Executive Summary
This case study outlines a 3-month research project focused on addressing user frustrations with Netflix's content discovery and recommendation platform. The study aimed to improve user experience, address pain points, and ultimately enhance content recommendation accuracy.
Problem: Users express widespread dissatisfaction with Netflix's content recommendations and struggle to find shows and movies that align with their preferences.
Solution: Design and implement new content discovery and recommendation features within the next 6 months.
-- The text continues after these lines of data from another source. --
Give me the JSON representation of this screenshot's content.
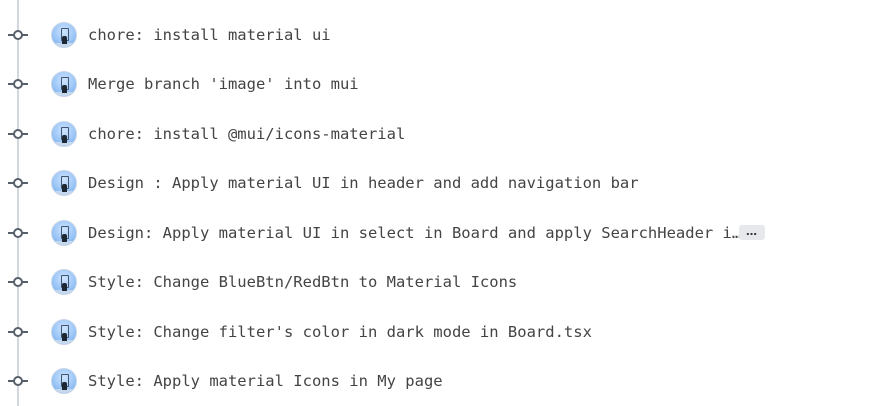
{
  "commits": [
    {
      "message": "chore: install material ui"
    },
    {
      "message": "Merge branch 'image' into mui"
    },
    {
      "message": "chore: install @mui/icons-material"
    },
    {
      "message": "Design : Apply material UI in header and add navigation bar"
    },
    {
      "message": "Design: Apply material UI in select in Board and apply SearchHeader i…",
      "more_label": "…"
    },
    {
      "message": "Style: Change BlueBtn/RedBtn to Material Icons"
    },
    {
      "message": "Style: Change filter's color in dark mode in Board.tsx"
    },
    {
      "message": "Style: Apply material Icons in My page"
    }
  ],
  "icons": {
    "node": "git-commit-icon",
    "avatar": "user-avatar"
  }
}
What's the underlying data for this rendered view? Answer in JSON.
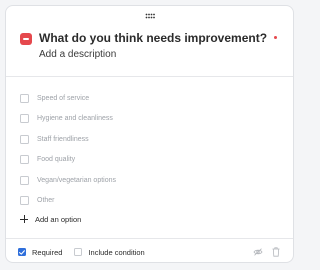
{
  "question": {
    "title": "What do you think needs improvement?",
    "description": "Add a description",
    "required": true,
    "accent_color": "#e5484d"
  },
  "options": [
    "Speed of service",
    "Hygiene and cleanliness",
    "Staff friendliness",
    "Food quality",
    "Vegan/vegetarian options",
    "Other"
  ],
  "add_option_label": "Add an option",
  "footer": {
    "required_label": "Required",
    "required_checked": true,
    "condition_label": "Include condition",
    "condition_checked": false,
    "checkbox_color": "#2f6fdb",
    "icons": [
      "visibility-off-icon",
      "trash-icon"
    ]
  }
}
Leverage machine learning and data analysis to deliver more personalized and targeted content suggestions.
Key Activities:
- Reddit Analysis: Examined community forums to pinpoint common user frustrations with Netflix's content selection and recommendation features.
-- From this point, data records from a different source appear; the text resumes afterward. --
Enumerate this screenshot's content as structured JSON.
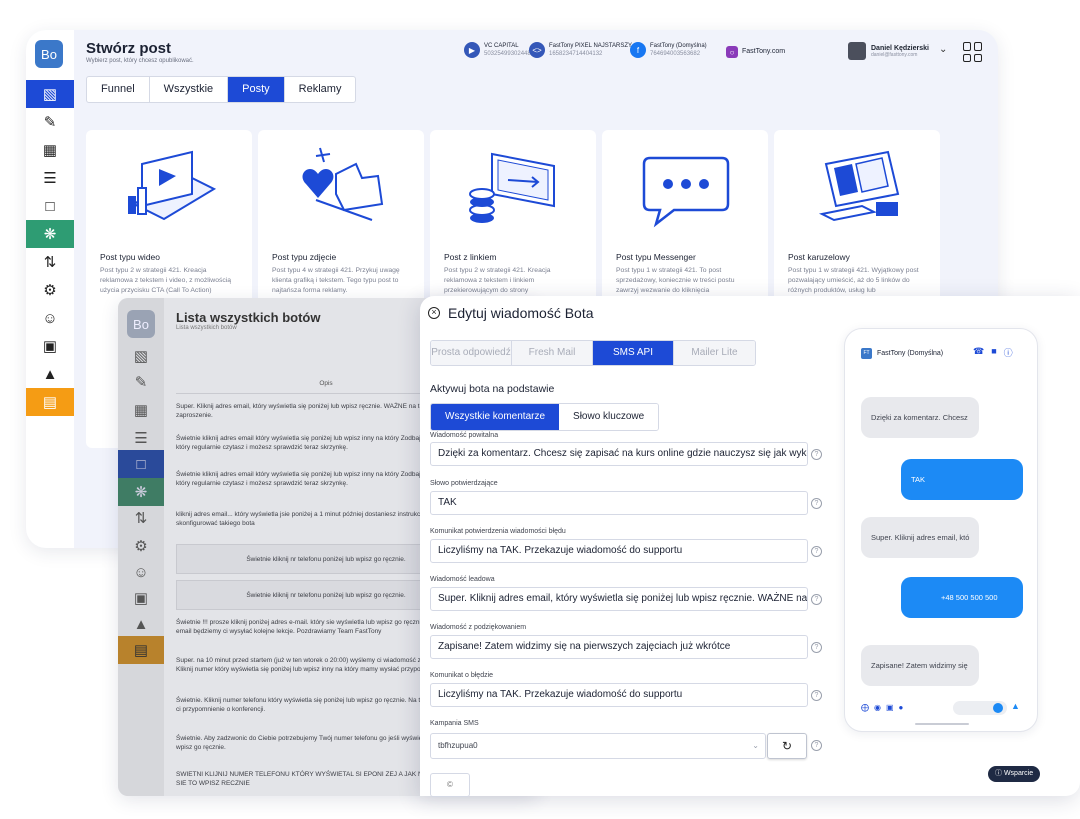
{
  "back": {
    "logo": "Bo",
    "title": "Stwórz post",
    "subtitle": "Wybierz post, który chcesz opublikować.",
    "accounts": [
      {
        "name": "VC CAPITAL",
        "id": "503254993024489",
        "icon": "video-camera-icon",
        "color": "#3457b8"
      },
      {
        "name": "FastTony PIXEL NAJSTARSZY",
        "id": "1658234714404132",
        "icon": "code-icon",
        "color": "#3457b8"
      },
      {
        "name": "FastTony (Domyślna)",
        "id": "764694003563682",
        "icon": "facebook-icon",
        "color": "#1877f2"
      },
      {
        "name": "FastTony.com",
        "id": "",
        "icon": "instagram-icon",
        "color": "#8a3ab9"
      }
    ],
    "user": {
      "name": "Daniel Kędzierski",
      "email": "daniel@fasttony.com"
    },
    "tabs": [
      {
        "label": "Funnel",
        "active": false
      },
      {
        "label": "Wszystkie",
        "active": false
      },
      {
        "label": "Posty",
        "active": true
      },
      {
        "label": "Reklamy",
        "active": false
      }
    ],
    "cards": [
      {
        "title": "Post typu wideo",
        "desc": "Post typu 2 w strategii 421. Kreacja reklamowa z tekstem i video, z możliwością użycia przycisku CTA (Call To Action)",
        "art": "video-illustration"
      },
      {
        "title": "Post typu zdjęcie",
        "desc": "Post typu 4 w strategii 421. Przykuj uwagę klienta grafiką i tekstem. Tego typu post to najtańsza forma reklamy.",
        "art": "photo-like-illustration"
      },
      {
        "title": "Post z linkiem",
        "desc": "Post typu 2 w strategii 421. Kreacja reklamowa z tekstem i linkiem przekierowującym do strony",
        "art": "link-monitor-illustration"
      },
      {
        "title": "Post typu Messenger",
        "desc": "Post typu 1 w strategii 421. To post sprzedażowy, koniecznie w treści postu zawrzyj wezwanie do kliknięcia",
        "art": "messenger-chat-illustration"
      },
      {
        "title": "Post karuzelowy",
        "desc": "Post typu 1 w strategii 421. Wyjątkowy post pozwalający umieścić, aż do 5 linków do różnych produktów, usług lub",
        "art": "carousel-illustration"
      }
    ]
  },
  "middle": {
    "logo": "Bo",
    "title": "Lista wszystkich botów",
    "subtitle": "Lista wszystkich botów",
    "column_header": "Opis",
    "rows": [
      "Super. Kliknij adres email, który wyświetla się poniżej lub wpisz ręcznie. WAŻNE na ten mail przyjdzie zaproszenie.",
      "Świetnie kliknij adres email który wyświetla się poniżej lub wpisz inny na który Zodbaj by to był adres który regularnie czytasz i możesz sprawdzić teraz skrzynkę.",
      "Świetnie kliknij adres email który wyświetla się poniżej lub wpisz inny na który Zodbaj by to był adres który regularnie czytasz i możesz sprawdzić teraz skrzynkę.",
      "kliknij adres email... który wyświetla jsie poniżej a 1 minut później dostaniesz instrukcje jak skonfigurować takiego bota",
      "Świetnie kliknij nr telefonu poniżej lub wpisz go ręcznie.",
      "Świetnie kliknij nr telefonu poniżej lub wpisz go ręcznie.",
      "Świetnie !!! prosze kliknij poniżej adres e-mail. który sie wyświetla lub wpisz go ręcznie. Na ten adres email będziemy ci wysyłać kolejne lekcje. Pozdrawiamy Team FastTony",
      "Super. na 10 minut przed startem (już w ten wtorek o 20:00) wyślemy ci wiadomość z przypomnieniem. Kliknij numer który wyświetla się poniżej lub wpisz inny na który mamy wysłać przypomnienie",
      "Świetnie. Kliknij numer telefonu który wyświetla się poniżej lub wpisz go ręcznie. Na ten numer wyślemy ci przypomnienie o konferencji.",
      "Świetnie. Aby zadzwonic do Ciebie potrzebujemy Twój numer telefonu go jeśli wyświetla się poniżej lub wpisz go ręcznie.",
      "SWIETNI KLIJNIJ NUMER TELEFONU KTÓRY WYŚWIETAL SI EPONI ZEJ A JAK NIE WYŚWIETAL SIE TO WPISZ RECZNIE"
    ]
  },
  "dialog": {
    "title": "Edytuj wiadomość Bota",
    "providers": [
      {
        "label": "Prosta odpowiedź",
        "active": false
      },
      {
        "label": "Fresh Mail",
        "active": false
      },
      {
        "label": "SMS API",
        "active": true
      },
      {
        "label": "Mailer Lite",
        "active": false
      }
    ],
    "activate_label": "Aktywuj bota na podstawie",
    "trigger": [
      {
        "label": "Wszystkie komentarze",
        "active": true
      },
      {
        "label": "Słowo kluczowe",
        "active": false
      }
    ],
    "fields": [
      {
        "label": "Wiadomość powitalna",
        "value": "Dzięki za komentarz. Chcesz się zapisać na kurs online gdzie nauczysz się jak wykorzystać"
      },
      {
        "label": "Słowo potwierdzające",
        "value": "TAK"
      },
      {
        "label": "Komunikat potwierdzenia wiadomości błędu",
        "value": "Liczyliśmy na TAK. Przekazuje wiadomość do supportu"
      },
      {
        "label": "Wiadomość leadowa",
        "value": "Super. Kliknij adres email, który wyświetla się poniżej lub wpisz ręcznie. WAŻNE na ten mail"
      },
      {
        "label": "Wiadomość z podziękowaniem",
        "value": "Zapisane! Zatem widzimy się na pierwszych zajęciach już wkrótce"
      },
      {
        "label": "Komunikat o błędzie",
        "value": "Liczyliśmy na TAK. Przekazuje wiadomość do supportu"
      }
    ],
    "campaign_label": "Kampania SMS",
    "campaign_value": "tbfhzupua0",
    "small_button": "©"
  },
  "phone": {
    "page_name": "FastTony (Domyślna)",
    "logo": "FT",
    "messages": [
      {
        "dir": "in",
        "text": "Dzięki za komentarz. Chcesz"
      },
      {
        "dir": "out",
        "text": "TAK"
      },
      {
        "dir": "in",
        "text": "Super. Kliknij adres email, któ"
      },
      {
        "dir": "out",
        "text": "+48 500 500 500"
      },
      {
        "dir": "in",
        "text": "Zapisane! Zatem widzimy się"
      }
    ]
  },
  "support_label": "Wsparcie"
}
- Diary Study: Conducted a 4-week diary study with 25 Netflix users to gain in-depth insight into usage patterns, triggers, and pain points related to content discovery.
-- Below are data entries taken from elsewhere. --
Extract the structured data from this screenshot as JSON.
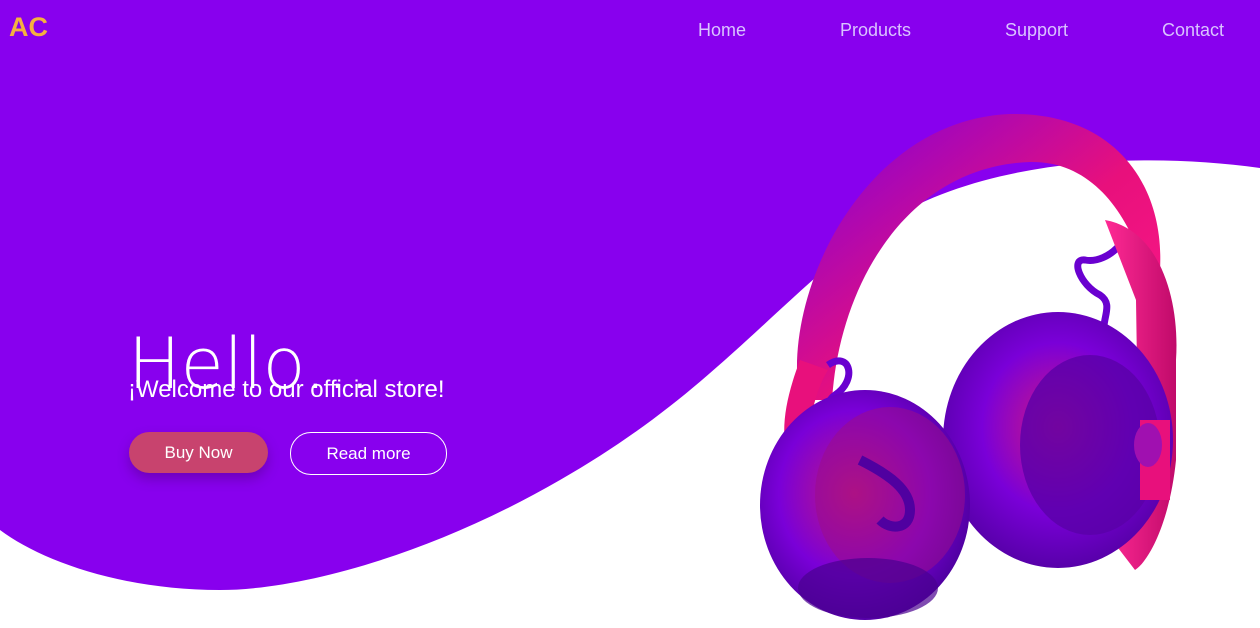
{
  "brand": {
    "logo_text": "AC",
    "logo_color": "#f5b13f"
  },
  "nav": {
    "items": [
      {
        "label": "Home"
      },
      {
        "label": "Products"
      },
      {
        "label": "Support"
      },
      {
        "label": "Contact"
      }
    ]
  },
  "hero": {
    "title": "Hello...",
    "subtitle": "¡Welcome to our official store!",
    "primary_button": "Buy Now",
    "secondary_button": "Read more",
    "product_image": "headphones-image"
  },
  "colors": {
    "hero_background": "#8800ee",
    "page_background": "#ffffff",
    "primary_button": "#c8436e",
    "headphones_pink": "#e8107c",
    "headphones_purple": "#7a00e0"
  }
}
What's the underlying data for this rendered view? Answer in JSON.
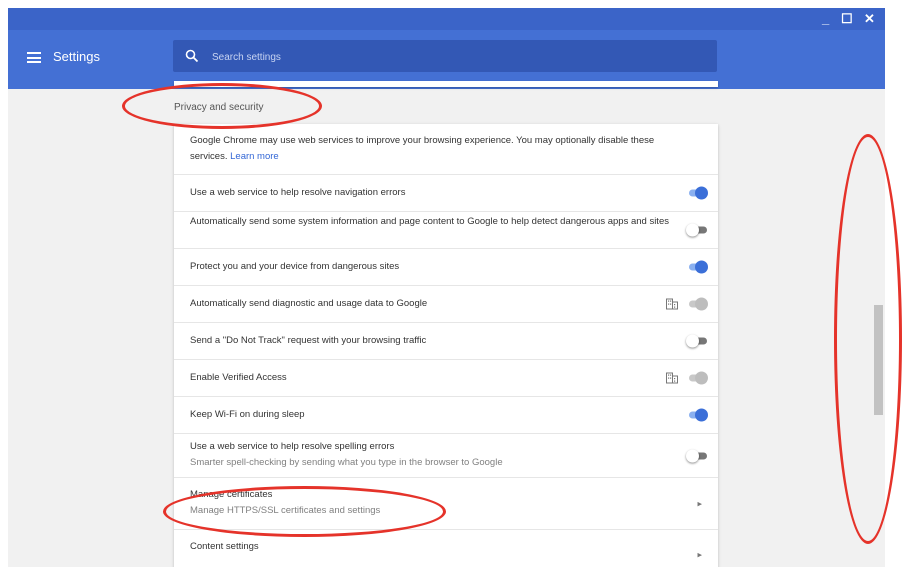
{
  "window": {
    "controls": {
      "minimize": "_",
      "maximize": "☐",
      "close": "✕"
    }
  },
  "appbar": {
    "title": "Settings",
    "search_placeholder": "Search settings"
  },
  "section": {
    "title": "Privacy and security",
    "intro_text": "Google Chrome may use web services to improve your browsing experience. You may optionally disable these services.",
    "intro_link": "Learn more",
    "rows": [
      {
        "label": "Use a web service to help resolve navigation errors",
        "state": "on"
      },
      {
        "label": "Automatically send some system information and page content to Google to help detect dangerous apps and sites",
        "state": "off"
      },
      {
        "label": "Protect you and your device from dangerous sites",
        "state": "on"
      },
      {
        "label": "Automatically send diagnostic and usage data to Google",
        "state": "managed"
      },
      {
        "label": "Send a \"Do Not Track\" request with your browsing traffic",
        "state": "off"
      },
      {
        "label": "Enable Verified Access",
        "state": "managed"
      },
      {
        "label": "Keep Wi-Fi on during sleep",
        "state": "on"
      },
      {
        "label": "Use a web service to help resolve spelling errors",
        "sublabel": "Smarter spell-checking by sending what you type in the browser to Google",
        "state": "off"
      }
    ],
    "links": [
      {
        "label": "Manage certificates",
        "sublabel": "Manage HTTPS/SSL certificates and settings"
      },
      {
        "label": "Content settings"
      }
    ]
  },
  "colors": {
    "titlebar": "#3b64c8",
    "appbar": "#4470d4",
    "toggle_on": "#3b6fd8",
    "annotation": "#e5332a"
  },
  "icons": {
    "menu": "menu-icon",
    "search": "search-icon",
    "enterprise": "enterprise-icon",
    "chevron": "chevron-right-icon"
  }
}
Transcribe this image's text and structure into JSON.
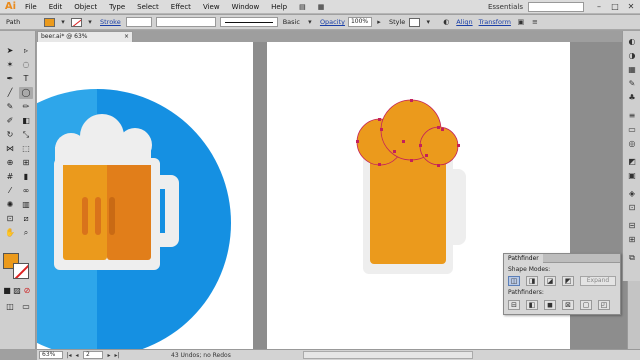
{
  "app": {
    "logo": "Ai",
    "workspace": "Essentials"
  },
  "menu": [
    "File",
    "Edit",
    "Object",
    "Type",
    "Select",
    "Effect",
    "View",
    "Window",
    "Help"
  ],
  "control_bar": {
    "selection": "Path",
    "stroke_label": "Stroke",
    "brush_label": "Basic",
    "opacity_label": "Opacity",
    "opacity_value": "100%",
    "style_label": "Style",
    "align_label": "Align",
    "transform_label": "Transform"
  },
  "document": {
    "tab_title": "beer.ai* @ 63% (RGB/Preview)",
    "close": "×"
  },
  "pathfinder": {
    "tab": "Pathfinder",
    "shape_modes_label": "Shape Modes:",
    "expand_label": "Expand",
    "pathfinders_label": "Pathfinders:"
  },
  "status": {
    "zoom": "63%",
    "artboard": "2",
    "undos": "43 Undos; no Redos"
  },
  "colors": {
    "fill": "#eb9a1c",
    "circle_light": "#2ea6ea",
    "circle_dark": "#1590e2",
    "foam": "#eeeeee",
    "beer_light": "#eb9a1c",
    "beer_dark": "#e17e1a",
    "selection_stroke": "#c4205a"
  },
  "icons": {
    "minimize": "minimize-icon",
    "maximize": "maximize-icon",
    "close": "close-icon"
  }
}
- Data Analysis: Utilized affinity diagramming to cluster key pain points and themes extracted from user diaries.
- Journey Mapping & Task Analysis: Developed a user journey map and conducted a task analysis to visualize the content discovery process and identify areas for improvement.
- Lo-Fi Wireframing: Created initial wireframes incorporating potential solutions to streamline content discovery within the existing Roku Netflix interface.
Outcomes:
- Key user needs: Identified critical user desires for increased control over viewing habits and mood-based recommendation options.
- Pain Point Identification: Discovered core pain points regarding the platform's recommendation limitations and insufficient content search control.
- Solution Ideation: Generated solutions focused on enhanced search functionality and a potential mood-based recommendation system (contingent on further testing).
Challenges:
- A/B Testing Limitations: Encountered obstacles in setting up proper A/B testing on an adequate sample size.
Conclusion:
This research successfully uncovered significant user pain points and generated actionable insights for future development. Ongoing user testing and development efforts will guide refinement and implementation of proposed solutions.